The logistic regression was only tuned for the penalty parameter and was the less demanding algorithm to compute. Bagging was tuned for cost complexity between .00001 and .001, minimum number of n (e.g., 8, 10, 12 shown as columns in Figure 4), and tree depth between 2 to 6. Random forest was tuned for number of mtry to use between 3 to 10 (e.g., ), minimum n between 8 to 16 (e.g., shown as columns in Figure 4), and number of trees (e.g., 500, 1000, 1500, 2000). Neural networks using the nnet engine we tuned parameters penalty (i.e., amount of regularization, epochs, and hidden units). For this model we used the dials::grid_space_filling() function which is used to construct parameter grids that try to cover the parameter space in a way that the parameter space does not have observed combinations that are close to one another. This resulted in 300 combinations to use for tuning and can be seen in Figure 5. The XGBoost had the most parameters to tune and again we relied on dials::grid_latin_hypercube() which achieves something similar to that what we used in the neural network. This allowed us to tune tree depth, minimum node size, number of trees, minimum loss reduction, sample size (e.g., proportion observation samples, mtry, and learning rate resulting in training with 500 combinations of these parameters shown in Figure 5.

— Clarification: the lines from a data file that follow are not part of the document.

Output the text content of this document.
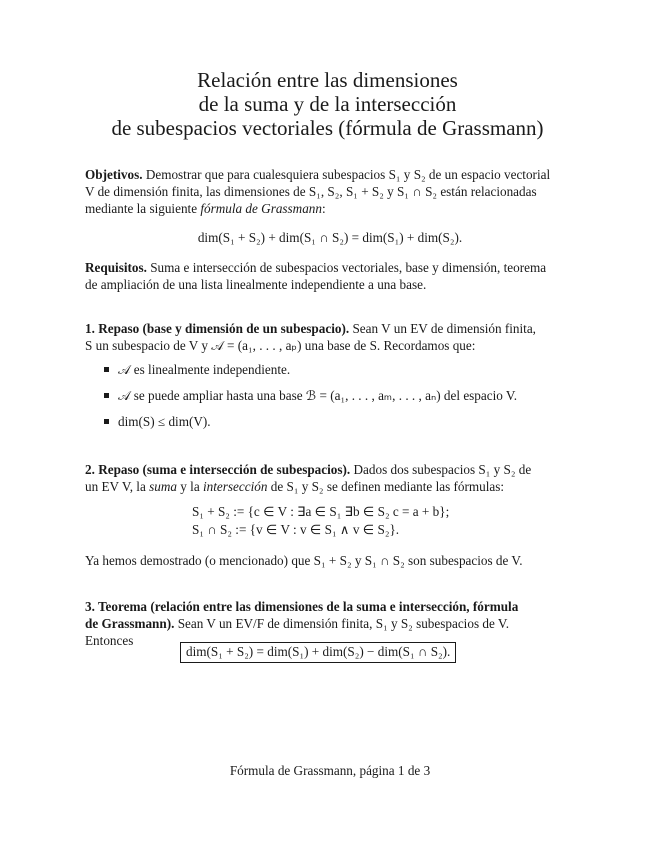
Relación entre las dimensiones
de la suma y de la intersección
de subespacios vectoriales (fórmula de Grassmann)
Objetivos. Demostrar que para cualesquiera subespacios S₁ y S₂ de un espacio vectorial
V de dimensión finita, las dimensiones de S₁, S₂, S₁ + S₂ y S₁ ∩ S₂ están relacionadas
mediante la siguiente fórmula de Grassmann:
dim(S₁ + S₂) + dim(S₁ ∩ S₂) = dim(S₁) + dim(S₂).
Requisitos. Suma e intersección de subespacios vectoriales, base y dimensión, teorema
de ampliación de una lista linealmente independiente a una base.
1. Repaso (base y dimensión de un subespacio). Sean V un EV de dimensión finita,
S un subespacio de V y 𝒜 = (a₁, . . . , aₚ) una base de S. Recordamos que:
𝒜 es linealmente independiente.
𝒜 se puede ampliar hasta una base ℬ = (a₁, . . . , aₘ, . . . , aₙ) del espacio V.
dim(S) ≤ dim(V).
2. Repaso (suma e intersección de subespacios). Dados dos subespacios S₁ y S₂ de
un EV V, la suma y la intersección de S₁ y S₂ se definen mediante las fórmulas:
S₁ + S₂ := {c ∈ V : ∃a ∈ S₁ ∃b ∈ S₂ c = a + b};
S₁ ∩ S₂ := {v ∈ V : v ∈ S₁ ∧ v ∈ S₂}.
Ya hemos demostrado (o mencionado) que S₁ + S₂ y S₁ ∩ S₂ son subespacios de V.
3. Teorema (relación entre las dimensiones de la suma e intersección, fórmula
de Grassmann). Sean V un EV/F de dimensión finita, S₁ y S₂ subespacios de V.
Entonces
dim(S₁ + S₂) = dim(S₁) + dim(S₂) − dim(S₁ ∩ S₂).
Fórmula de Grassmann, página 1 de 3
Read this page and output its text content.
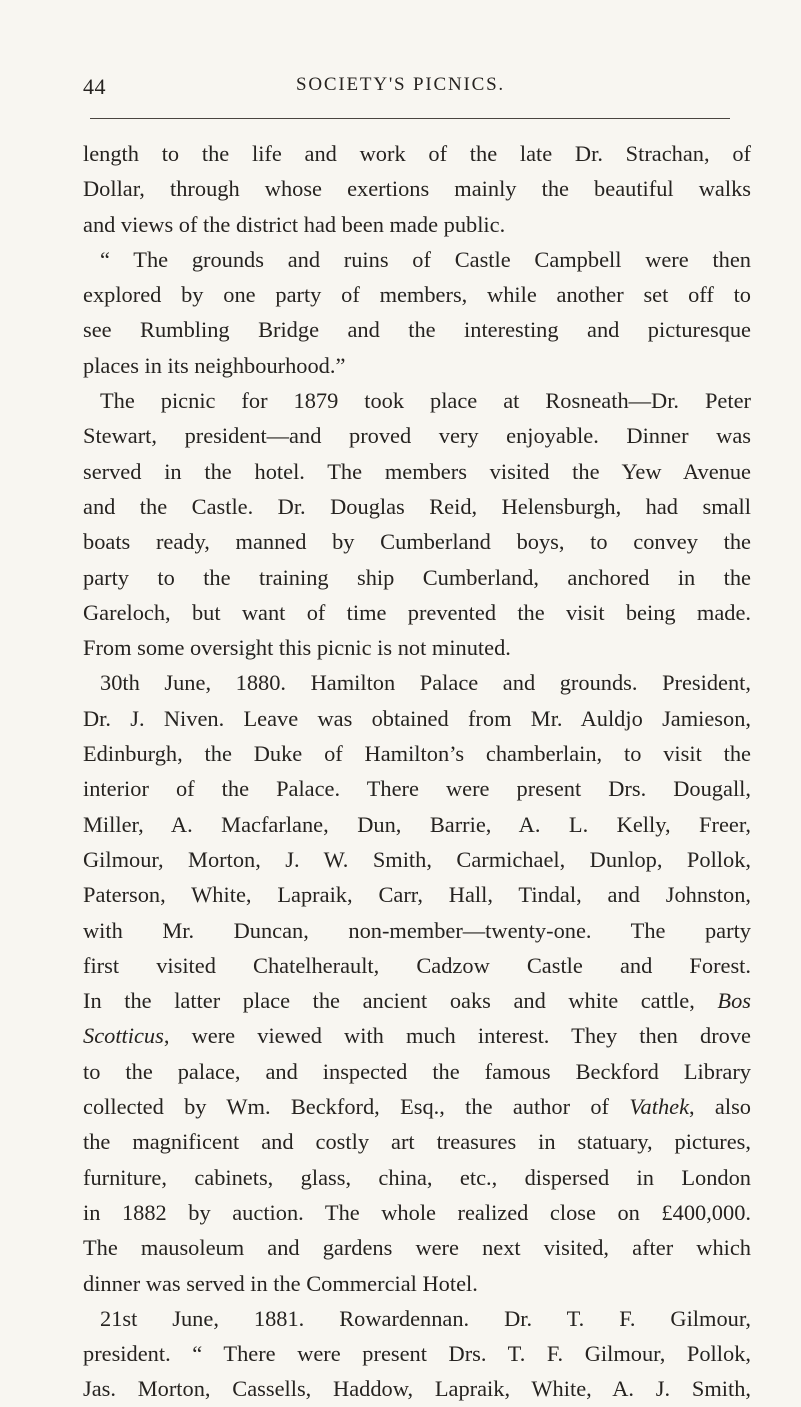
44	SOCIETY'S PICNICS.
length to the life and work of the late Dr. Strachan, of
Dollar, through whose exertions mainly the beautiful walks
and views of the district had been made public.
“ The grounds and ruins of Castle Campbell were then
explored by one party of members, while another set off to
see Rumbling Bridge and the interesting and picturesque
places in its neighbourhood.”
The picnic for 1879 took place at Rosneath—Dr. Peter
Stewart, president—and proved very enjoyable. Dinner was
served in the hotel. The members visited the Yew Avenue
and the Castle. Dr. Douglas Reid, Helensburgh, had small
boats ready, manned by Cumberland boys, to convey the
party to the training ship Cumberland, anchored in the
Gareloch, but want of time prevented the visit being made.
From some oversight this picnic is not minuted.
30th June, 1880. Hamilton Palace and grounds. President,
Dr. J. Niven. Leave was obtained from Mr. Auldjo Jamieson,
Edinburgh, the Duke of Hamilton’s chamberlain, to visit the
interior of the Palace. There were present Drs. Dougall,
Miller, A. Macfarlane, Dun, Barrie, A. L. Kelly, Freer,
Gilmour, Morton, J. W. Smith, Carmichael, Dunlop, Pollok,
Paterson, White, Lapraik, Carr, Hall, Tindal, and Johnston,
with Mr. Duncan, non-member—twenty-one. The party
first visited Chatelherault, Cadzow Castle and Forest.
In the latter place the ancient oaks and white cattle, Bos
Scotticus, were viewed with much interest. They then drove
to the palace, and inspected the famous Beckford Library
collected by Wm. Beckford, Esq., the author of Vathek, also
the magnificent and costly art treasures in statuary, pictures,
furniture, cabinets, glass, china, etc., dispersed in London
in 1882 by auction. The whole realized close on £400,000.
The mausoleum and gardens were next visited, after which
dinner was served in the Commercial Hotel.
21st June, 1881. Rowardennan. Dr. T. F. Gilmour,
president. “ There were present Drs. T. F. Gilmour, Pollok,
Jas. Morton, Cassells, Haddow, Lapraik, White, A. J. Smith,
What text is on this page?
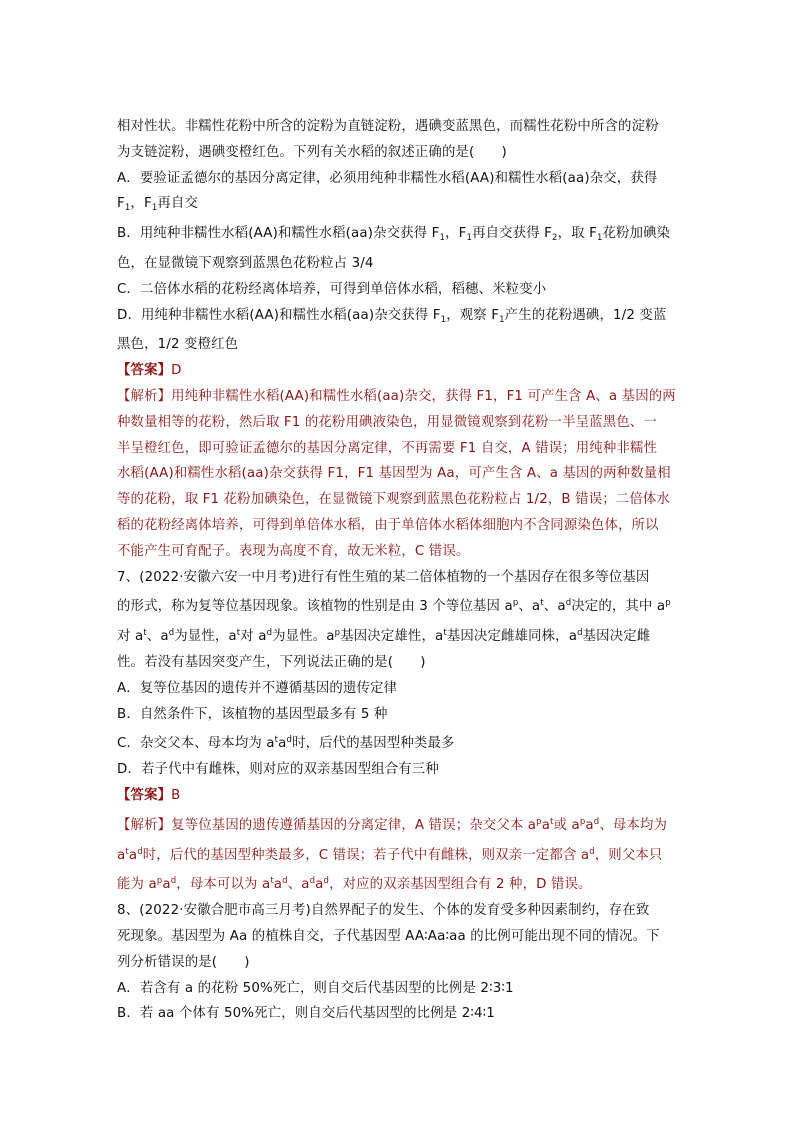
相对性状。非糯性花粉中所含的淀粉为直链淀粉，遇碘变蓝黑色，而糯性花粉中所含的淀粉
为支链淀粉，遇碘变橙红色。下列有关水稻的叙述正确的是(　　)
A．要验证孟德尔的基因分离定律，必须用纯种非糯性水稻(AA)和糯性水稻(aa)杂交，获得
$F_1$，$F_1$再自交
B．用纯种非糯性水稻(AA)和糯性水稻(aa)杂交获得 $F_1$，$F_1$再自交获得 $F_2$，取 $F_1$花粉加碘染
色，在显微镜下观察到蓝黑色花粉粒占 3/4
C．二倍体水稻的花粉经离体培养，可得到单倍体水稻，稻穗、米粒变小
D．用纯种非糯性水稻(AA)和糯性水稻(aa)杂交获得 $F_1$，观察 $F_1$产生的花粉遇碘，1/2 变蓝
黑色，1/2 变橙红色
【答案】D
【解析】用纯种非糯性水稻(AA)和糯性水稻(aa)杂交，获得 F1，F1 可产生含 A、a 基因的两
种数量相等的花粉，然后取 F1 的花粉用碘液染色，用显微镜观察到花粉一半呈蓝黑色、一
半呈橙红色，即可验证孟德尔的基因分离定律，不再需要 F1 自交，A 错误；用纯种非糯性
水稻(AA)和糯性水稻(aa)杂交获得 F1，F1 基因型为 Aa，可产生含 A、a 基因的两种数量相
等的花粉，取 F1 花粉加碘染色，在显微镜下观察到蓝黑色花粉粒占 1/2，B 错误；二倍体水
稻的花粉经离体培养，可得到单倍体水稻，由于单倍体水稻体细胞内不含同源染色体，所以
不能产生可育配子。表现为高度不育，故无米粒，C 错误。
7、(2022·安徽六安一中月考)进行有性生殖的某二倍体植物的一个基因存在很多等位基因
的形式，称为复等位基因现象。该植物的性别是由 3 个等位基因 $a^p$、$a^t$、$a^d$决定的，其中 $a^p$
对 $a^t$、$a^d$为显性，$a^t$对 $a^d$为显性。$a^p$基因决定雄性，$a^t$基因决定雌雄同株，$a^d$基因决定雌
性。若没有基因突变产生，下列说法正确的是(　　)
A．复等位基因的遗传并不遵循基因的遗传定律
B．自然条件下，该植物的基因型最多有 5 种
C．杂交父本、母本均为 $a^ta^d$时，后代的基因型种类最多
D．若子代中有雌株，则对应的双亲基因型组合有三种
【答案】B
【解析】复等位基因的遗传遵循基因的分离定律，A 错误；杂交父本 $a^pa^t$或 $a^pa^d$、母本均为
$a^ta^d$时，后代的基因型种类最多，C 错误；若子代中有雌株，则双亲一定都含 $a^d$，则父本只
能为 $a^pa^d$，母本可以为 $a^ta^d$、$a^da^d$，对应的双亲基因型组合有 2 种，D 错误。
8、(2022·安徽合肥市高三月考)自然界配子的发生、个体的发育受多种因素制约，存在致
死现象。基因型为 Aa 的植株自交，子代基因型 AA∶Aa∶aa 的比例可能出现不同的情况。下
列分析错误的是(　　)
A．若含有 a 的花粉 50%死亡，则自交后代基因型的比例是 2∶3∶1
B．若 aa 个体有 50%死亡，则自交后代基因型的比例是 2∶4∶1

Figure 4. Hyperparameter Tuning for ML Model Training

Figure 5. Continuation of Hyperparameter Tuning for ML Model Training

Once we picked our best models for each algorithm based on F1-scores and the AUC we applied the best model to the test set and predicted measles vaccine dropout for each one. We present performance metrics for each final model on the test set in Figure 6. All of the models were very close in performance yet we chose the neural network model because it performed the best on the F1-score (.722) yet came in second place after random forest on AUC (.633). These scores are not great but they do better than random chance. Figure 7 presents the most important variables for interpretability purpose.

4 Discussion

This study aimed to predict measles vaccination dropout among Afghan children using machine learning with 2023 MICS and World Bank data. We found the neural network model performed best, exceeding random chance but with moderate performance. This highlights the challenge of predicting dropout in this complex setting. Key predictors identified by the model, such as provincial population density, number of rooms per house, having a septic tank, and renting home. These findings underscore the multifaceted nature of vaccination dropout. While imperfect, the models offer a valuable tool for public health efforts. These can help identify at-risk children and regions, they can assist in targeting limited resources and interventions more effectively, address factors like health service access, and campaign outreach.

Limitations include reliance on the small samples size of almost 1,000 respondents, necessary feature simplification such as collapsing factors, and a reliance on tool parameter specification for for model tuning. Future work could explore richer data sources or refined modeling techniques. In conclusion, this research demonstrates the utility of machine learning for identifying children at risk of measles vaccination dropout in Afghanistan. The models, despite limitations, provide actionable insights to guide targeted public health strategies aimed at improving crucial two-dose vaccination coverage.